Apart from your OBVIOUS ignorance, I find your comments completely racist and unnecessary

It will be great to see this sculpture added to the Octagon - it will make an important statement and connection and it's attractively designed. The vibe and buildings of the space are more 20th century than 19th, although the Municipal Chambers and Burns statue are focal points, and there are a couple of impressive facades on the lower side.


Interesting choice of form, an arch: given it's to be sited in the Octagon, I expect it'll soon be used as a night time climbing frame by inebriated youth.

They'd better put some rubber mats underneath it or they'll get sued for having an unsafe playground.

Waste of money a box ticking exercise. How much?

I think this sculpture is AMAZING and going to be a perfect addition to the colonial vibe that is the Octagon, and it's about time !!!
As for pathetic comments that there is a racism behind the "colonial" comment, you YOURSELF are coming across extremely racist so is rather hypocritical.
This sculpture will be perfect, well overdue and I hope there is many more to come....HONOR THE TREATY PEOPLE, WE WERE HERE FIRST!!

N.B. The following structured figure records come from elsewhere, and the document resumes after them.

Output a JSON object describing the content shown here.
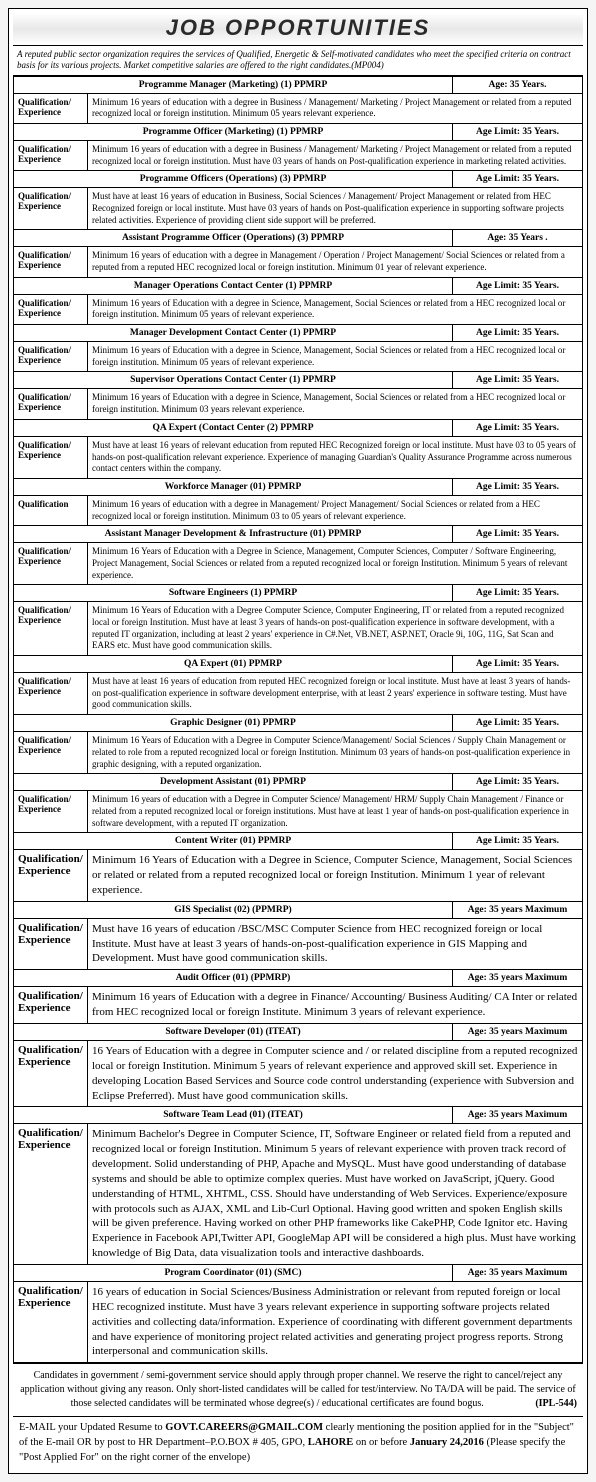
{
  "banner": "JOB OPPORTUNITIES",
  "intro": "A reputed public sector organization requires the services of Qualified, Energetic & Self-motivated candidates who meet the specified criteria on contract basis for its various projects. Market competitive salaries are offered to the right candidates.(MP004)",
  "qualLabel": "Qualification/ Experience",
  "qualLabelShort": "Qualification",
  "jobs": [
    {
      "title": "Programme Manager (Marketing)  (1) PPMRP",
      "age": "Age: 35 Years.",
      "desc": "Minimum 16 years of education with a degree in Business / Management/ Marketing / Project Management or related from a reputed recognized local or foreign institution. Minimum 05 years relevant experience."
    },
    {
      "title": "Programme Officer (Marketing)  (1) PPMRP",
      "age": "Age Limit: 35 Years.",
      "desc": "Minimum 16 years of education with a degree in Business / Management/ Marketing / Project Management or related from a reputed recognized local or foreign institution. Must have 03 years of hands on Post-qualification experience in marketing related activities."
    },
    {
      "title": "Programme Officers (Operations)  (3) PPMRP",
      "age": "Age Limit: 35 Years.",
      "desc": "Must have at least 16 years of education in Business, Social Sciences / Management/ Project Management or related from HEC Recognized foreign or local institute. Must have 03 years of hands on Post-qualification experience in supporting software projects related activities. Experience of providing client side support will be preferred."
    },
    {
      "title": "Assistant Programme Officer (Operations)  (3) PPMRP",
      "age": "Age: 35 Years .",
      "desc": "Minimum 16 years of education with a degree in Management / Operation / Project Management/  Social Sciences or related from a reputed from a reputed HEC recognized local or foreign institution. Minimum 01 year of relevant experience."
    },
    {
      "title": "Manager Operations Contact Center (1) PPMRP",
      "age": "Age Limit: 35 Years.",
      "desc": "Minimum 16 years of Education with a degree in Science, Management, Social Sciences or related from a HEC recognized local or foreign institution. Minimum 05 years of relevant experience."
    },
    {
      "title": "Manager Development Contact Center (1) PPMRP",
      "age": "Age Limit: 35 Years.",
      "desc": "Minimum 16 years of Education with a degree in Science, Management, Social Sciences or related from a HEC recognized local or foreign institution. Minimum 05 years of relevant experience."
    },
    {
      "title": "Supervisor Operations  Contact Center (1) PPMRP",
      "age": "Age Limit: 35 Years.",
      "desc": "Minimum 16 years of Education with a degree in Science, Management, Social Sciences or related from a HEC recognized local or foreign institution. Minimum 03 years relevant experience."
    },
    {
      "title": "QA Expert (Contact Center (2) PPMRP",
      "age": "Age Limit: 35 Years.",
      "desc": "Must have at least 16 years of relevant education from reputed HEC Recognized foreign or local institute. Must have 03 to 05 years of hands-on post-qualification relevant experience. Experience of managing  Guardian's Quality Assurance Programme across numerous contact centers within the company."
    },
    {
      "title": "Workforce Manager (01) PPMRP",
      "age": "Age Limit: 35 Years.",
      "desc": "Minimum 16 years of education with a degree in  Management/ Project Management/ Social Sciences or related from a HEC recognized local or foreign institution. Minimum 03 to 05 years of relevant experience.",
      "labelShort": true
    },
    {
      "title": "Assistant Manager Development & Infrastructure (01) PPMRP",
      "age": "Age Limit: 35 Years.",
      "desc": "Minimum 16 Years of Education with a Degree in Science, Management,  Computer Sciences, Computer / Software Engineering, Project Management, Social Sciences or related from a reputed recognized local or foreign Institution. Minimum 5 years of relevant experience."
    },
    {
      "title": "Software Engineers (1) PPMRP",
      "age": "Age Limit: 35 Years.",
      "desc": "Minimum 16 Years of Education with a Degree Computer Science, Computer Engineering, IT or related from a reputed recognized local or foreign Institution. Must have at least 3 years of hands-on post-qualification experience in software development, with a reputed IT organization, including at least 2 years' experience in C#.Net, VB.NET, ASP.NET, Oracle 9i, 10G, 11G, Sat Scan and EARS etc. Must have good communication skills."
    },
    {
      "title": "QA Expert (01) PPMRP",
      "age": "Age Limit: 35 Years.",
      "desc": "Must have at least 16 years of education from reputed HEC recognized foreign or local institute. Must have at least 3 years of hands-on post-qualification experience in software development enterprise, with at least 2 years' experience in software testing. Must have good communication skills."
    },
    {
      "title": "Graphic Designer (01) PPMRP",
      "age": "Age Limit: 35 Years.",
      "desc": "Minimum 16 Years of Education with a Degree in Computer Science/Management/ Social Sciences / Supply Chain Management or related to role from a reputed recognized local or foreign Institution. Minimum 03 years of hands-on post-qualification experience in graphic designing, with a reputed organization."
    },
    {
      "title": "Development Assistant  (01) PPMRP",
      "age": "Age Limit: 35 Years.",
      "desc": "Minimum 16 years of education with a Degree in Computer Science/ Management/ HRM/ Supply Chain Management / Finance or related from a reputed recognized local or foreign institutions. Must have at least 1 year of hands-on post-qualification experience in software development, with a reputed IT organization."
    },
    {
      "title": "Content Writer  (01) PPMRP",
      "age": "Age Limit: 35 Years.",
      "desc": "Minimum 16 Years of Education with a Degree in Science, Computer Science, Management, Social Sciences or related or related from a reputed recognized local or foreign Institution. Minimum 1 year of relevant experience.",
      "big": true
    },
    {
      "title": "GIS Specialist (02) (PPMRP)",
      "age": "Age: 35 years Maximum",
      "desc": "Must have 16 years of education /BSC/MSC Computer Science from HEC recognized foreign or local Institute. Must have at least 3 years of hands-on-post-qualification experience in GIS Mapping and Development. Must have good communication skills.",
      "big": true
    },
    {
      "title": "Audit Officer (01) (PPMRP)",
      "age": "Age: 35 years Maximum",
      "desc": "Minimum 16 years of Education with a degree in Finance/ Accounting/ Business Auditing/ CA Inter or related from HEC recognized local or foreign Institute. Minimum 3 years of relevant experience.",
      "big": true
    },
    {
      "title": "Software Developer (01) (ITEAT)",
      "age": "Age: 35 years Maximum",
      "desc": "16 Years of Education with a degree in Computer science and / or related discipline from a reputed recognized local or foreign Institution. Minimum 5 years of relevant experience and approved skill set. Experience in developing Location Based Services and Source code control understanding (experience with Subversion and Eclipse Preferred). Must have good communication skills.",
      "big": true
    },
    {
      "title": "Software Team Lead  (01) (ITEAT)",
      "age": "Age: 35 years Maximum",
      "desc": "Minimum Bachelor's Degree in Computer Science, IT, Software Engineer or related field from a reputed and recognized local or foreign Institution. Minimum 5 years of relevant experience with proven track record of development. Solid understanding of PHP, Apache and MySQL. Must have good understanding of database systems and should be able to optimize complex queries. Must have worked on JavaScript, jQuery. Good understanding of HTML, XHTML, CSS. Should have understanding of Web Services. Experience/exposure with protocols such as AJAX, XML and Lib-Curl Optional. Having good written and spoken English skills will be given preference. Having worked on other PHP frameworks like CakePHP, Code Ignitor etc. Having Experience in Facebook API,Twitter API, GoogleMap API will be considered a high plus. Must have working knowledge of Big Data, data visualization tools and interactive dashboards.",
      "big": true
    },
    {
      "title": "Program Coordinator  (01) (SMC)",
      "age": "Age: 35 years Maximum",
      "desc": "16 years of education in Social Sciences/Business Administration or relevant from reputed foreign or local HEC recognized institute. Must have 3 years relevant experience in supporting software projects related activities and collecting data/information. Experience of coordinating with different government departments and have experience of monitoring project related activities and generating project progress reports. Strong interpersonal and communication skills.",
      "big": true
    }
  ],
  "notes": "Candidates in government / semi-government service should apply through proper channel. We reserve the right to cancel/reject any application without giving any reason. Only short-listed candidates will be called for test/interview. No TA/DA will be paid. The service of those selected candidates will be terminated whose degree(s) / educational certificates are found bogus.",
  "ipl": "(IPL-544)",
  "footer_parts": {
    "p1": "E-MAIL your Updated Resume to ",
    "email": "GOVT.CAREERS@GMAIL.COM",
    "p2": " clearly mentioning the position applied for in the \"Subject\" of the E-mail OR by post to HR Department–P.O.BOX # 405, GPO, ",
    "city": "LAHORE",
    "p3": " on or before ",
    "date": "January 24,2016",
    "p4": " (Please specify the \"Post Applied For\" on the right corner of the envelope)"
  }
}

That is rather a bold statement considering we know not all of early human migration. Even Maori folklore speaks of the Patupaiarehe being the 'first' people of New Zealand. If we are to consider early oral history of Kupe, then surely we are compelled to consider the possibility of earlier human settlements? We all 'came here' at some stage in history, who was 'first' is far different that who is indigenous, for they are not the same thing. Known history and newly discovered history can often rewrite history. By all means though, build the arch, almost every art piece presented to a public place invokes criticism and praise.

So we get an ugly, meaningless imitation goalpost instead of something people could enjoy. I thought DCC were strapped for cash. More money wasted on vanity projects the public don't want.